You have probably had at least one terrible job in your life. Perhaps your current job is a terrible one. (Keep hope alive; things will improve at some point.) The pain may be physical or emotional or a combination of the two. While it seems like the world is ending while you’re going through a terrible job, but you will eventually be able to say, “I learned some things on that job.” Read on for more on such pithy thought patterns.
Some People Can’t Get Good Jobs
What brings people to rotten jobs? There are economic reasons. Often, it’s other factors. Some just have no connections. Consider all the good things in your life right now. Did knowing someone help you get that possession or position? It’s unclear if a lack of connections is the cause or the effect.
Also, it’s hard to land a good job when you’re too socially paralyzed to circulate your resume. Lack of confidence or social skills can leave you with the jobs that will hire anyone and not care if you’re as socially inept as an aardvark. You can spot these people. You think, “Wow, (s)he is too smart to be working here.” You are probably right, but the lack of social skills or connections have them where they are.
Workers Aren’t Paid Enough to Offer Good Service
You know how angry we all got when the pandemic started, and all those celebrities started singing and lecturing us about how to act from their Fort Knox-style mansions? That’s how angry we get at people who gripe and complain about not being treated like royalty by service workers.
Think about it from the worker’s point of view. The worker is earning minimum wage only because it’s illegal to get paid less. The business owner is fully aware that 50 percent more people are needed in this establishment to treat all the customers properly. Still, he’s not about to spend that kind of money so you get served properly. And the worker you’re mad at might be doing the work of three people because the other two people decided not to show up for work today (and since the place is already understaffed, this person then is probably doing the work of five people). So we strongly advise you to consider what’s going on outside of your little bubble before you yell at someone for not mistaking you for the British royal family.
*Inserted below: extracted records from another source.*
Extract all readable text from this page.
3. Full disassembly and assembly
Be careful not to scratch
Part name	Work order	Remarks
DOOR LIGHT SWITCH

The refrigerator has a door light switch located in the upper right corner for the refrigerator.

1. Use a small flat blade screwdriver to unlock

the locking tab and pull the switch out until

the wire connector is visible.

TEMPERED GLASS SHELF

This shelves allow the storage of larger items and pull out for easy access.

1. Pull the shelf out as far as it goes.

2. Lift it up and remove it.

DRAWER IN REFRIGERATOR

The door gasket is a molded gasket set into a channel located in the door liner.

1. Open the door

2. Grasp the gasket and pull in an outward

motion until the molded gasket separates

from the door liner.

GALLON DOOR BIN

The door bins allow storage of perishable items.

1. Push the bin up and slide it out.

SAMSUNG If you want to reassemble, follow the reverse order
The Job is Rotten Because the Boss is Rotten
Let’s talk about bosses some more. Bosses, especially bosses in chain restaurants, can be despicable people to work for. The employees you are interacting with probably work for an owner that lives in another state or country, and if the restaurant turns a $1 million profit and an auditor finds he could have made $1,000,000.01, the owner will fire everyone and hire a bunch of rookies, because money is the only thing he cares about. So the poor employees on the floor are already on high-stress alert just for walking in the front door. Most rotten jobs are less about the customers or job description and more about what motivates you. If you know that you will get zero appreciation from who pays you, it will be much harder to provide good service. But you will learn more about what constitutes good and bad leadership in this situation than you ever will reading books about leadership (written by “leaders” who learned about “leadership” by reading other books).
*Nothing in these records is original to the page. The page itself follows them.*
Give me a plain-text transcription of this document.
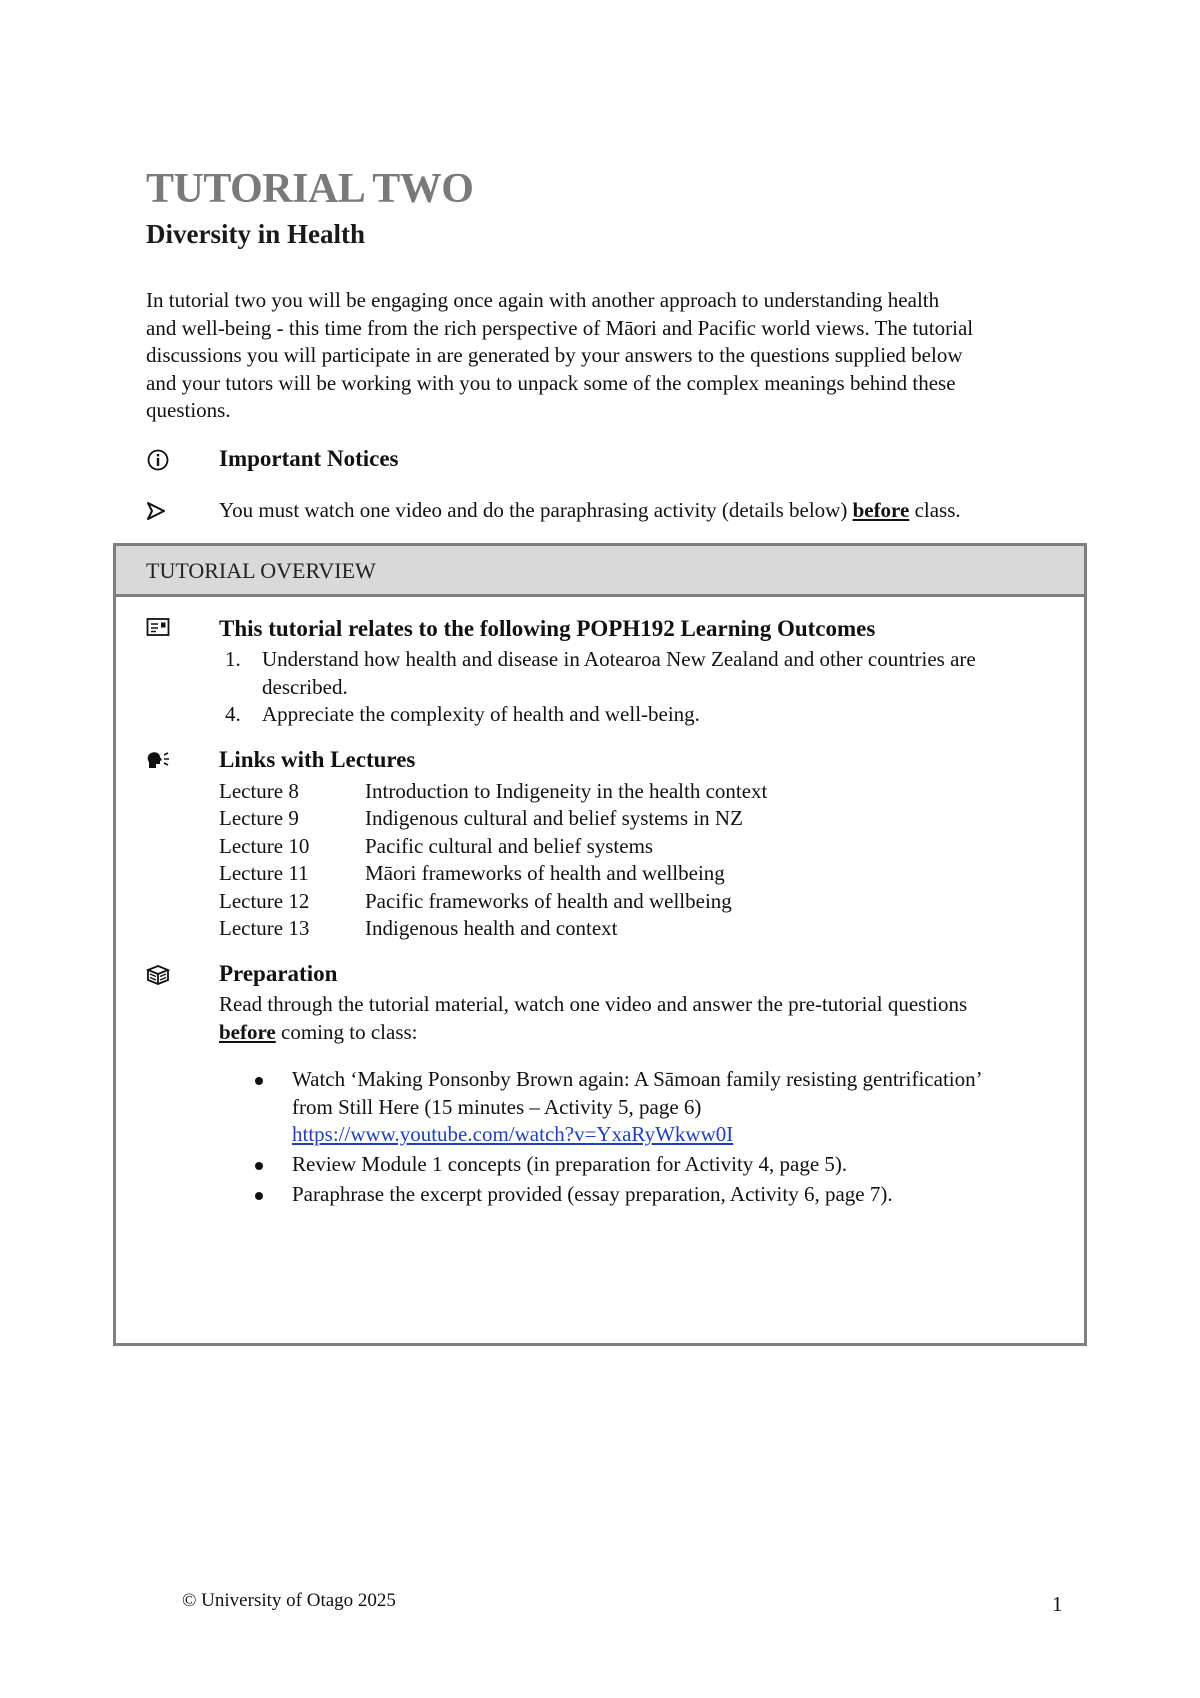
TUTORIAL TWO
Diversity in Health
In tutorial two you will be engaging once again with another approach to understanding health
and well-being - this time from the rich perspective of Māori and Pacific world views. The tutorial
discussions you will participate in are generated by your answers to the questions supplied below
and your tutors will be working with you to unpack some of the complex meanings behind these
questions.
Important Notices
You must watch one video and do the paraphrasing activity (details below) before class.
TUTORIAL OVERVIEW
This tutorial relates to the following POPH192 Learning Outcomes
1. Understand how health and disease in Aotearoa New Zealand and other countries are
described.
4. Appreciate the complexity of health and well-being.
Links with Lectures
Lecture 8	Introduction to Indigeneity in the health context
Lecture 9	Indigenous cultural and belief systems in NZ
Lecture 10	Pacific cultural and belief systems
Lecture 11	Māori frameworks of health and wellbeing
Lecture 12	Pacific frameworks of health and wellbeing
Lecture 13	Indigenous health and context
Preparation
Read through the tutorial material, watch one video and answer the pre-tutorial questions
before coming to class:
Watch ‘Making Ponsonby Brown again: A Sāmoan family resisting gentrification’
from Still Here (15 minutes – Activity 5, page 6)
https://www.youtube.com/watch?v=YxaRyWkww0I
Review Module 1 concepts (in preparation for Activity 4, page 5).
Paraphrase the excerpt provided (essay preparation, Activity 6, page 7).
© University of Otago 2025	1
If you do get stuck dealing with a rotten employee, that person is rotten for the same basic reason – “I’m here for what it will do for ME!” That’s why employees need to be as good to other people as possible, even if the environment sucks.
It’s OK to Have a Rotten Job
You know when you’re just sitting down to dinner or after-dinner amusement the phone rings and you reluctantly answer it only to find out it’s some telemarketer wanting you to take some insipidly stupid phone survey? Once you hang up in anger, you move on to what you were doing before the phone rang. Of course, that poor soul that called you is trying to earn enough money to survive to the point where (s)he can get a better job.
Those jobs are referred to as “disposable jobs” because, as the name implies, those workers can easily be fired. Otherwise, many of us would still be mopping floors, bagging groceries, cleaning bird cages, or working jobs of similar ilk. These jobs do teach you things, even if they are bad things – what a horrible boss is like, getting paid less than what it takes to live on Earth, or what “terrible working conditions” truly means. You also learn a lot of good things – a solid work ethic, how to treat people well, and developing a personal vision (I’m getting out of here as soon as I save enough/qualify for something better/etc.).
As long as the world is filled with imperfect people, there will be jobs that are imperfect – even severely imperfect. But what you learn on that job can carry you far into the future if you apply it appropriately to future work.